Autre changement constaté dans les CHU, notamment ceux de la capitale, les membres de l’encadrement de ces établissements, comme les directeurs généraux, les chefs de services, les surveillants médicaux sortent de leurs bureaux où ils sont habituellement confinés pour la plupart, et vont au contact des citoyens pour remédier au désordre provoqué par le manque de personnel soignant.

La « réquisition farfelue » des résidents

Un bon nombre de résidents grévistes ont reçu des ordres de réquisitions selon le Dr Taileb mais aucun n’y a répondu favorablement. L’argument utilisé par les médecins grévistes est leur statut d’étudiants.

Dans les ordres de réquisitions envoyées aux résidents, les autorités « se réfèrent à des articles du Code du travail et du Code de la fonction publique qui ne concernent pas les résidents, puisqu’ils ne sont pas fonctionnaires et ne sont pas non plus des travailleurs, comme l’a avoué le ministre du Travail en personne », a affirmé le Dr Taileb.

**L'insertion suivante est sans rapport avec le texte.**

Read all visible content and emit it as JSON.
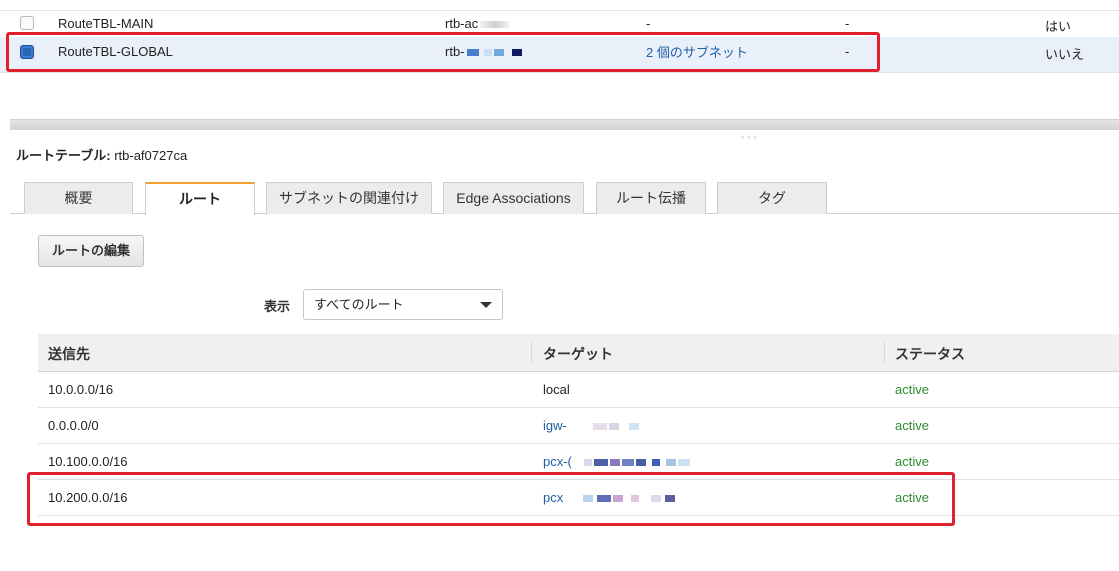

Pour le Dr Lyes Merabet, président du Syndicat national des praticiens de la santé publique (SNPSP), il s’agit de « réquisitions farfelues » car les résidents sont des médecins généralistes qui poursuivent leur formation pour devenir spécialistes et ne sont pas compétents pour assurer des gardes spécialisées, une tâche qui incombe surtout aux spécialistes hospitaliers qui sont, selon lui, « astreints par leurs statuts à assurer les gardes le plus normalement du monde ».

Le SNPSP a réitéré, lundi 29 avril, sa « solidarité et soutien inconditionnel au Collectif autonome des médecins résidents algériens » et a dénoncé et rejeté le « recours de l’administration de tutelle à des solutions hasardeuses et inadaptées à la solution induite par l’arrêt des médecins résidents de toutes les activités de garde, par le recours systématique aux réquisitions administratives des praticiens médicaux généralistes et spécialistes de santé publique ».

L’arrêt des gardes par les résidents a provoqué une « situation de crise absolue » pour le Dr Merabet, mais reste une action compréhensible car, selon lui, « Lorsqu’on ne perçoit pas de salaire pendant trois mois, on est en droit de se demander pourquoi continuer à assurer les gardes ».

L’arrêt total des gardes par les résidents a mis le ministère de la Santé en face de ses responsabilités tout en faisant éclater au grand jour la réalité de la situation des hôpitaux, notamment en ce qui concerne la gestion des gardes de nuit et de week-end.

Pour le Dr Merabet, le retrait des résidents des CHU depuis quelques jours, malgré les « dommages collatéraux » qu’il a provoqués et qui sont supportés par les autres praticiens de la santé publique, a des effets positifs, notamment celui de « démontrer la désorganisation qui régnait dans les hôpitaux et de dévoiler une situation cachée de la réalité des services spécialisés qui ne fonctionnent pratiquement qu’avec des médecins résidents ».